The next few years were some of the most adorable. A time when I would dress them up like dolls, work on habit building, start them on school. And the best realization – parents are not meant to teach children. It is a child that gives birth to a mother. The day I realised this marked quite a turning point in the course of my parenting journey. That day went down in history as game changer. And that’s when I switched sides from becoming a typical Asian parent to a more liberal one, with a mind and heart of her own. I chose to spare my offspring the generosity of the cane. I chose to let them make choices and give them a chance to fall and fail. I chose to stop hovering around their heads all the time. And I chose to be open to their perspectives and opinions. To cut to the chase, I chose to let them be. And no, it did not mean letting them grow like weeds.
As they grew even bigger, we had to make some tough choices on late nights, concert tickets, shopping and career choices. The list goes on. All I can say is that every choice seemed like the most difficult one we had ever made. And every choice was made up of two primary considerations – our children’s safety and happiness. And there have been times when NO was the only acceptable answer. A perfectly reasonable one. It was also an answer that would temporarily coop us together with the not-so-popular parents. Ones that believed in dictatorship as opposed to the democracy we choose. But parenting isn’t a popularity contest. And the relationship with one’s children cannot be confined to good times and bad decisions. In fact, it is the weakest and toughest moments that bring out our biggest parenting challenges and lessons.
Thinking back, I remember so many times when I may have disagreed with my parents. When I may have been angry at them for not understanding my point of view. Or sticking to their 8pm curfew. So what if I wanted to go to a concert. Or spend the new year’s eve dancing with friends. Or simply, indulge in a night out at a friend’s place. All with good reason and intent. But nature designs the teen phase as one with an adrenaline rush, anger outbursts and the will to take action over trivial desires that snowball into ego issues at the behest of youth. Living on the edge is the natural progression into adulthood. And that is where parents and children usually experience friction. Parents experience too many buttons getting pushed while our soon to be adults are simply trying to gain control. Isn’t nature pushing them hard to try to take autonomy of their own lives so that they can turn into adults capable to making their own decisions that are capable of living independently?
Now, standing in the shoes of my parents some thirty years ago, I understand fully well understand what a tight rope walk it is. And the onus of raising kind, logical and reasonable adults in a crazy world lies on the shoulders of parents alone. Today, we hold the baton of responsibility that we will pass to our kids in years to come. And just like every other parent, we are doing our best to run that three legged race on a rope, Olympic torch in hand, doing our best to stuff our children with values that we have been living by. Virtues that make one content. And confidence that helps them put one foot ahead of the other to tread the murky waters of life.
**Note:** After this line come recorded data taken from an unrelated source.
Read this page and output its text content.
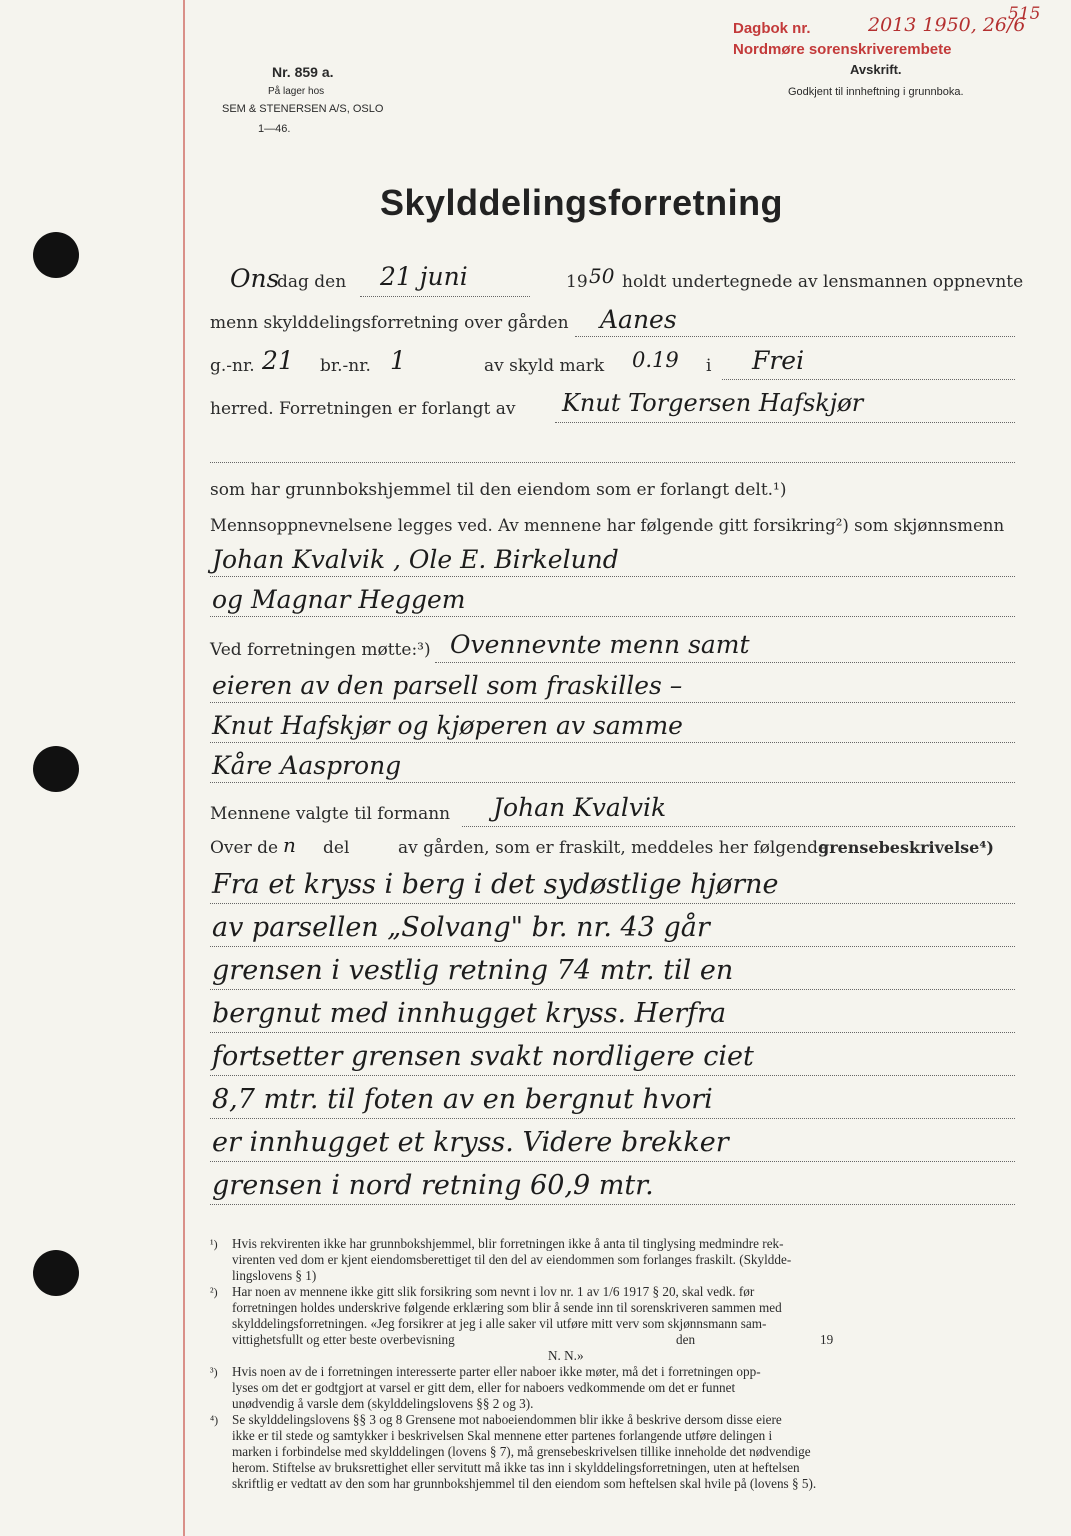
Nr. 859 a.
På lager hos
SEM & STENERSEN A/S, OSLO
1—46.
Dagbok nr.
Nordmøre sorenskriverembete
2013 1950, 26/6
515
Avskrift.
Godkjent til innheftning i grunnboka.
Skylddelingsforretning
Ons
dag den 21 juni	19 50 holdt undertegnede av lensmannen oppnevnte
menn skylddelingsforretning over gården Aanes
g.-nr. 21 br.-nr. 1	av skyld mark 0.19 i Frei
herred. Forretningen er forlangt av Knut Torgersen Hafskjør
som har grunnbokshjemmel til den eiendom som er forlangt delt.¹)
Mennsoppnevnelsene legges ved. Av mennene har følgende gitt forsikring²) som skjønnsmenn
Johan Kvalvik , Ole E. Birkelund
og Magnar Heggem
Ved forretningen møtte:³) Ovennevnte menn samt
eieren av den parsell som fraskilles –
Knut Hafskjør og kjøperen av samme
Kåre Aasprong
Mennene valgte til formann Johan Kvalvik
Over de n del	av gården, som er fraskilt, meddeles her følgende
grensebeskrivelse⁴)
Fra et kryss i berg i det sydøstlige hjørne
av parsellen „Solvang" br. nr. 43 går
grensen i vestlig retning 74 mtr. til en
bergnut med innhugget kryss. Herfra
fortsetter grensen svakt nordligere ciet
8,7 mtr. til foten av en bergnut hvori
er innhugget et kryss. Videre brekker
grensen i nord retning 60,9 mtr.
¹) Hvis rekvirenten ikke har grunnbokshjemmel, blir forretningen ikke å anta til tinglysing medmindre rek-
virenten ved dom er kjent eiendomsberettiget til den del av eiendommen som forlanges fraskilt. (Skyldde-
lingslovens § 1)
²) Har noen av mennene ikke gitt slik forsikring som nevnt i lov nr. 1 av 1/6 1917 § 20, skal vedk. før
forretningen holdes underskrive følgende erklæring som blir å sende inn til sorenskriveren sammen med
skylddelingsforretningen. «Jeg forsikrer at jeg i alle saker vil utføre mitt verv som skjønnsmann sam-
vittighetsfullt og etter beste overbevisning	den	19
N. N.»
³) Hvis noen av de i forretningen interesserte parter eller naboer ikke møter, må det i forretningen opp-
lyses om det er godtgjort at varsel er gitt dem, eller for naboers vedkommende om det er funnet
unødvendig å varsle dem (skylddelingslovens §§ 2 og 3).
⁴) Se skylddelingslovens §§ 3 og 8 Grensene mot naboeiendommen blir ikke å beskrive dersom disse eiere
ikke er til stede og samtykker i beskrivelsen Skal mennene etter partenes forlangende utføre delingen i
marken i forbindelse med skylddelingen (lovens § 7), må grensebeskrivelsen tillike inneholde det nødvendige
herom. Stiftelse av bruksrettighet eller servitutt må ikke tas inn i skylddelingsforretningen, uten at heftelsen
skriftlig er vedtatt av den som har grunnbokshjemmel til den eiendom som heftelsen skal hvile på (lovens § 5).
P.S. We love our children. We can hardly stay upset with them for too long. But we never think about our parents from the same lens. We are ready to pick up a fight with them. We can afford to get them upset. Simply because they are always more invested in us. Life comes a full circle when you realise this bitter sweet truth. I would say, it is one of those times when to stop blaming your parents and start appreciating them for being there for you, no matter what!